Posted: 08 Jun 2003 [GPGPU /Computational Geometry] # Improved CSG Rendering using Overlap Graph Subtraction Sequences Abstract: The Sequenced Convex Subtraction (SCS) algorithm for Constructive Solid Geometry (CSG) sequentially subtracts convex volumes from the z-buffer. This paper presents an improvement to subtraction sequence generation which uses object space overlap information to give O(n) length sequences in the best case and (unchanged) O(n2) sequences in the worst case. (Improved CSG Rendering using Overlap Graph Subtraction Sequences. N. Stewart, G. Leach, S. John. International Conference on Computer Graphics and Interactive Techniques in Australasia and South East Asia - GRAPHITE 2003, pp. 47-53)
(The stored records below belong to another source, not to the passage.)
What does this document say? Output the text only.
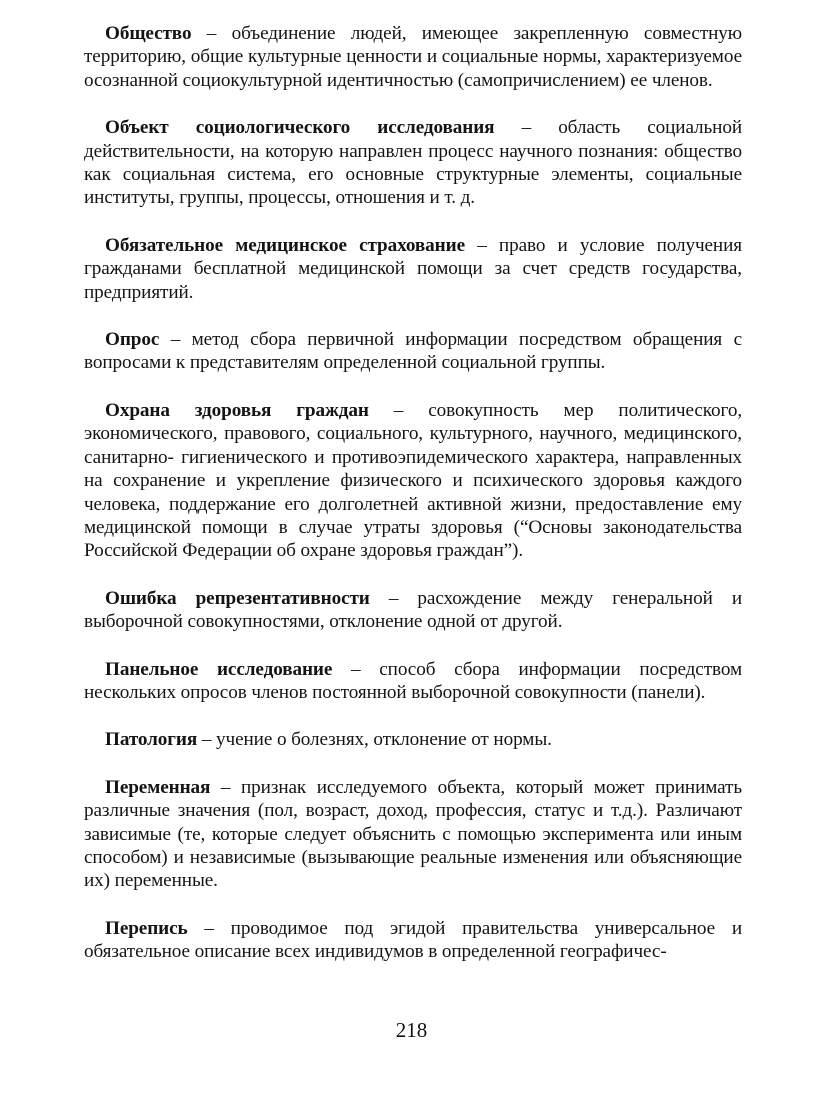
Общество – объединение людей, имеющее закрепленную совместную территорию, общие культурные ценности и социальные нормы, характеризуемое осознанной социокультурной идентичностью (самопричислением) ее членов.

Объект социологического исследования – область социальной действительности, на которую направлен процесс научного познания: общество как социальная система, его основные структурные элементы, социальные институты, группы, процессы, отношения и т. д.

Обязательное медицинское страхование – право и условие получения гражданами бесплатной медицинской помощи за счет средств государства, предприятий.

Опрос – метод сбора первичной информации посредством обращения с вопросами к представителям определенной социальной группы.

Охрана здоровья граждан – совокупность мер политического, экономического, правового, социального, культурного, научного, медицинского, санитарно- гигиенического и противоэпидемического характера, направленных на сохранение и укрепление физического и психического здоровья каждого человека, поддержание его долголетней активной жизни, предоставление ему медицинской помощи в случае утраты здоровья (“Основы законодательства Российской Федерации об охране здоровья граждан”).

Ошибка репрезентативности – расхождение между генеральной и выборочной совокупностями, отклонение одной от другой.

Панельное исследование – способ сбора информации посредством нескольких опросов членов постоянной выборочной совокупности (панели).

Патология – учение о болезнях, отклонение от нормы.

Переменная – признак исследуемого объекта, который может принимать различные значения (пол, возраст, доход, профессия, статус и т.д.). Различают зависимые (те, которые следует объяснить с помощью эксперимента или иным способом) и независимые (вызывающие реальные изменения или объясняющие их) переменные.

Перепись – проводимое под эгидой правительства универсальное и обязательное описание всех индивидумов в определенной географичес-

218
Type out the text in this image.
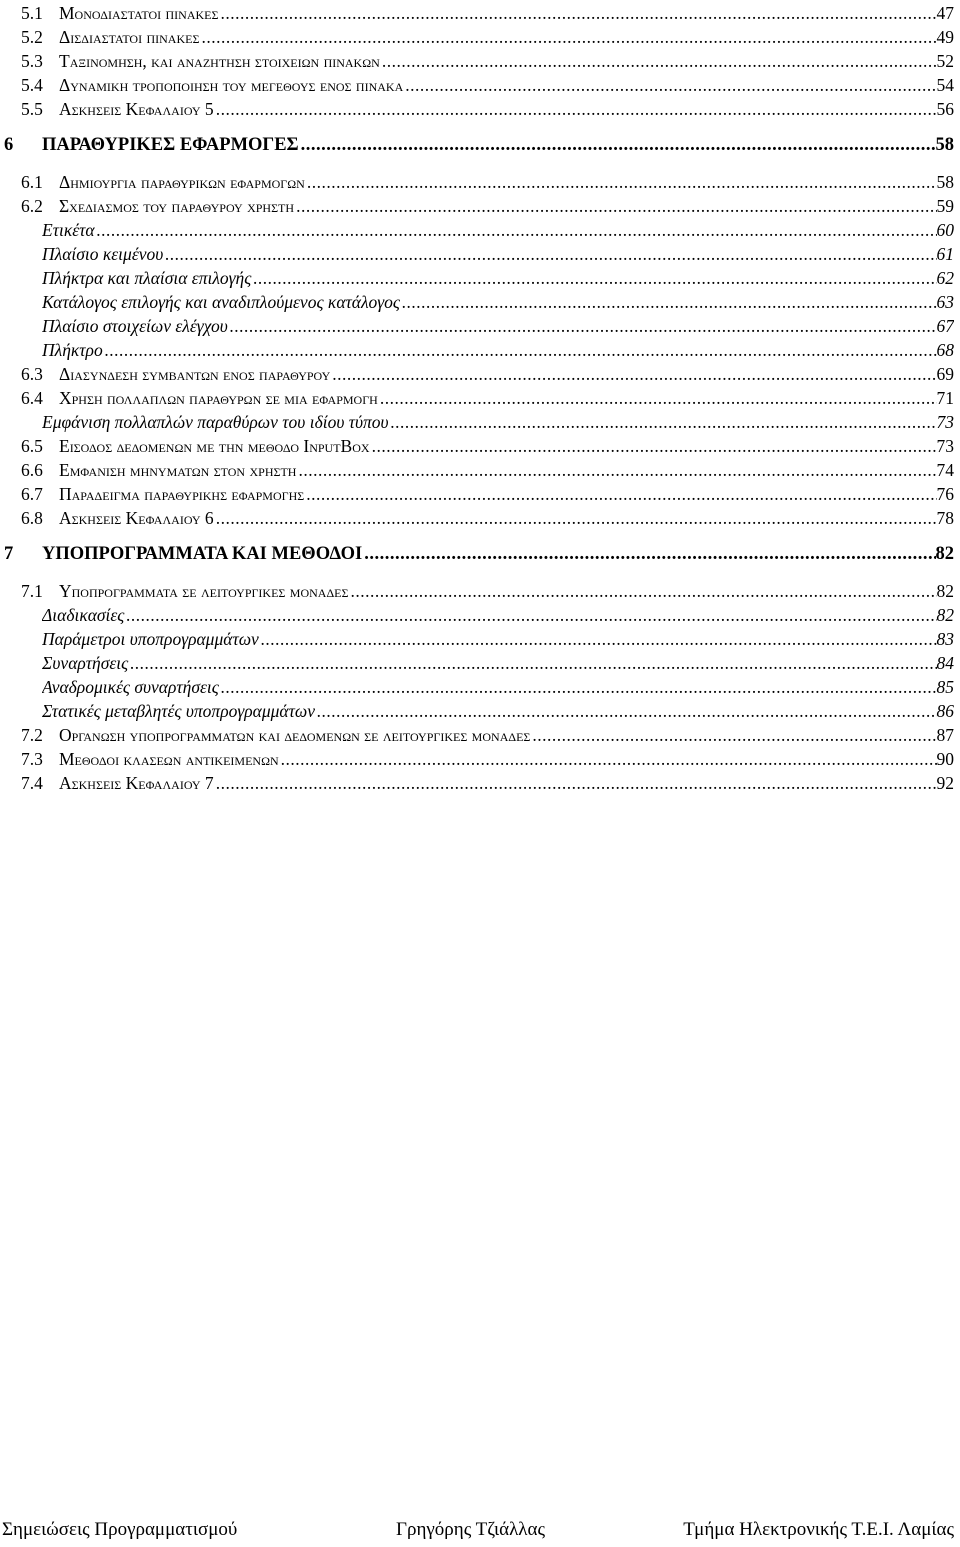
5.1 Μονοδιαστατοι πινακες .....	47
5.2 Δισδιαστατοι πινακες .....	49
5.3 Ταξινομηση, και αναζητηση στοιχειων πινακων .....	52
5.4 Δυναμικη τροποποιηση του μεγεθους ενος πινακα .....	54
5.5 Ασκησεις Κεφαλαιου 5 .....	56
6	ΠΑΡΑΘΥΡΙΚΕΣ ΕΦΑΡΜΟΓΕΣ .....	58
6.1 Δημιουργια παραθυρικων εφαρμογων .....	58
6.2 Σχεδιασμος του παραθυρου χρηστη .....	59
Ετικέτα .....	60
Πλαίσιο κειμένου .....	61
Πλήκτρα και πλαίσια επιλογής .....	62
Κατάλογος επιλογής και αναδιπλούμενος κατάλογος .....	63
Πλαίσιο στοιχείων ελέγχου .....	67
Πλήκτρο .....	68
6.3 Διασυνδεση συμβαντων ενος παραθυρου .....	69
6.4 Χρηση πολλαπλων παραθυρων σε μια εφαρμογη .....	71
Εμφάνιση πολλαπλών παραθύρων του ιδίου τύπου .....	73
6.5 Εισοδος δεδομενων με την μεθοδο InputBox .....	73
6.6 Εμφανιση μηνυματων στον χρηστη .....	74
6.7 Παραδειγμα παραθυρικης εφαρμογης .....	76
6.8 Ασκησεις Κεφαλαιου 6 .....	78
7	ΥΠΟΠΡΟΓΡΑΜΜΑΤΑ ΚΑΙ ΜΕΘΟΔΟΙ .....	82
7.1 Υποπρογραμματα σε λειτουργικες μοναδες .....	82
Διαδικασίες .....	82
Παράμετροι υποπρογραμμάτων .....	83
Συναρτήσεις .....	84
Αναδρομικές συναρτήσεις .....	85
Στατικές μεταβλητές υποπρογραμμάτων .....	86
7.2 Οργανωση υποπρογραμματων και δεδομενων σε λειτουργικες μοναδες .....	87
7.3 Μεθοδοι κλασεων αντικειμενων .....	90
7.4 Ασκησεις Κεφαλαιου 7 .....	92
Σημειώσεις Προγραμματισμού	Γρηγόρης Τζιάλλας	Τμήμα Ηλεκτρονικής Τ.Ε.Ι. Λαμίας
Posted: 17 Mar 2003 [GPGPU /Computational Geometry] # Hardware Assisted View Dependent Map Simplification This paper by Mustafa et al. examines the use of graphics hardware as a general
purpose geometry engine to compute simplification of large geographic maps
in real-time.
(
Hardware Assisted View Dependent Map Simplification.
N. Mustafa, E. Koutsofios, S. Krishnan and S. Venkatasubramanian.
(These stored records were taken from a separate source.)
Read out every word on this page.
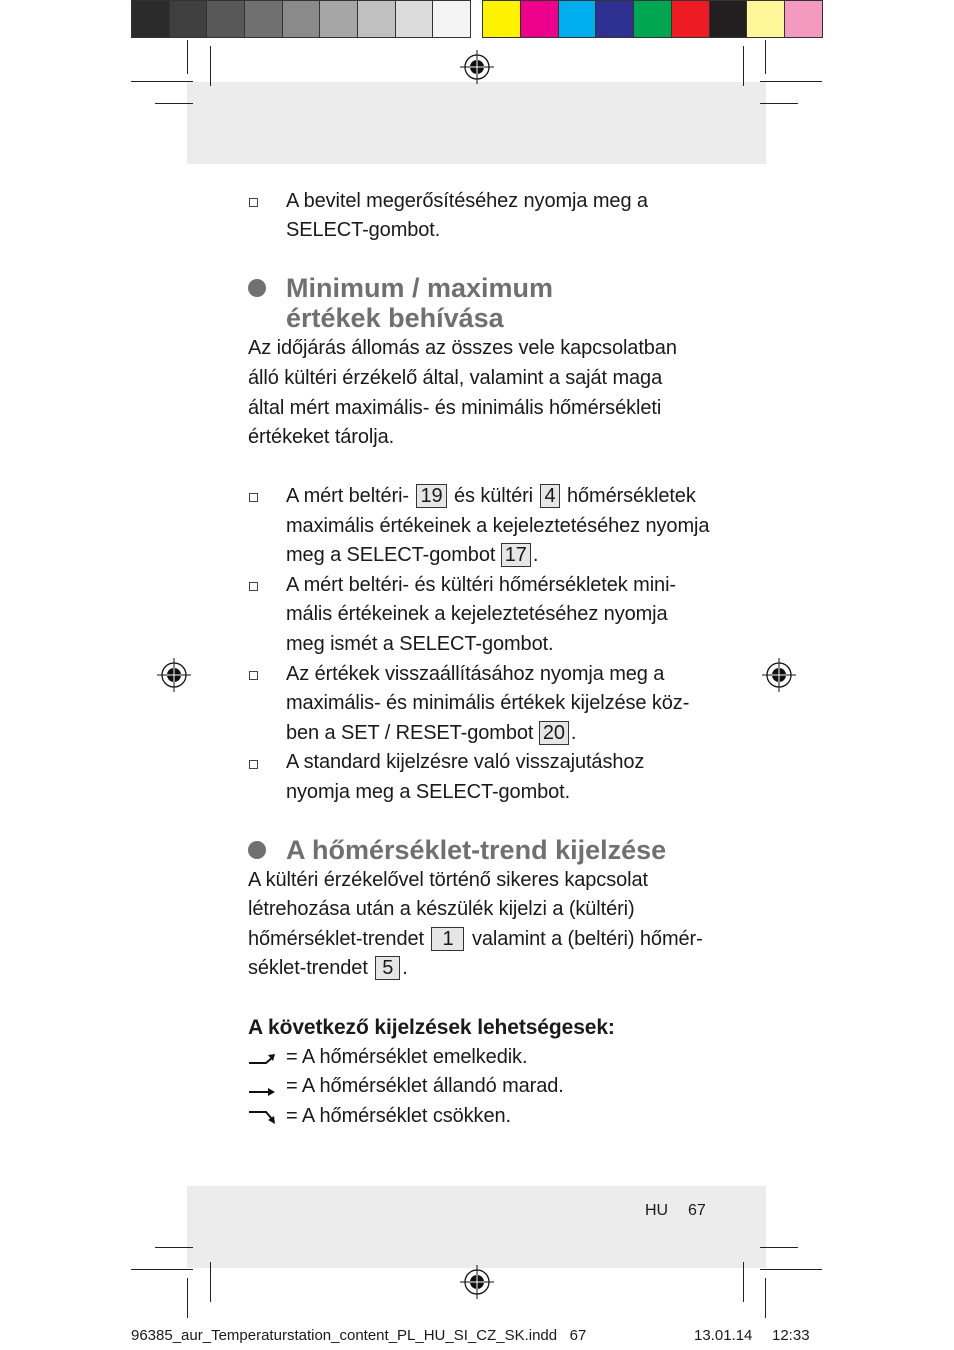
A bevitel megerősítéséhez nyomja meg a
SELECT-gombot.
Minimum / maximum
értékek behívása
Az időjárás állomás az összes vele kapcsolatban
álló kültéri érzékelő által, valamint a saját maga
által mért maximális- és minimális hőmérsékleti
értékeket tárolja.
A mért beltéri- 19 és kültéri 4 hőmérsékletek
maximális értékeinek a kejeleztetéséhez nyomja
meg a SELECT-gombot 17 .
A mért beltéri- és kültéri hőmérsékletek mini-
mális értékeinek a kejeleztetéséhez nyomja
meg ismét a SELECT-gombot.
Az értékek visszaállításához nyomja meg a
maximális- és minimális értékek kijelzése köz-
ben a SET / RESET-gombot 20 .
A standard kijelzésre való visszajutáshoz
nyomja meg a SELECT-gombot.
A hőmérséklet-trend kijelzése
A kültéri érzékelővel történő sikeres kapcsolat
létrehozása után a készülék kijelzi a (kültéri)
hőmérséklet-trendet 1 valamint a (beltéri) hőmér-
séklet-trendet 5 .
A következő kijelzések lehetségesek:
= A hőmérséklet emelkedik.
= A hőmérséklet állandó marad.
= A hőmérséklet csökken.
HU 67
96385_aur_Temperaturstation_content_PL_HU_SI_CZ_SK.indd   67	13.01.14 12:33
17th Annual ACM Symposium on Computational Geometry, June 2001)
Posted: 23 Jan 2003 [GPGPU /Computational Geometry/GIS] # The power of a two-sided depth test and its application to CSG rendering and depth extraction. This paper by Guha et al., to appear in the 2003 ACM SIGGRAPH Symposium on
Interactive 3D graphics, shows how the shadow mapping operation in the new
NVIDIA GeForce4 cards can be viewed as a two-sided depth test in order to
do CSG rendering efficiently. The result is an algorithm that can perform a
topological sweep over an arrangement of objects in three dimensions. It also
shows the first lower bounds on the number of rendering passes required for a
hardware-assisted computation. (The power of a two-sided depth test and its
application to CSG rendering and depth extraction. S. Guha, K. Munagala,
S. Krishnan and S. Venkatasubramanian. To appear in the 2003 ACM SIGGRAPH
Symposium on Interactive 3D graphics.)
Posted: 23 Jan 2003 [GPGPU /Computational Geometry] # Hardware-Assisted Computation of Depth Contours This paper by Krishnan et al. demonstrates a large class of non-parametric
statistical analysis problems that can be solved using the graphics hardware.
It shows how to do duality transforms and operations in primal and dual
geometric planes in a robust way using the graphics pipeline.
(
Hardware-Assisted Computation of Depth Contours. S. Krishnan, N. Mustafa and
S. Venkatasubramanian. 13th ACM-SIAM Symposium on Discrete Algorithms).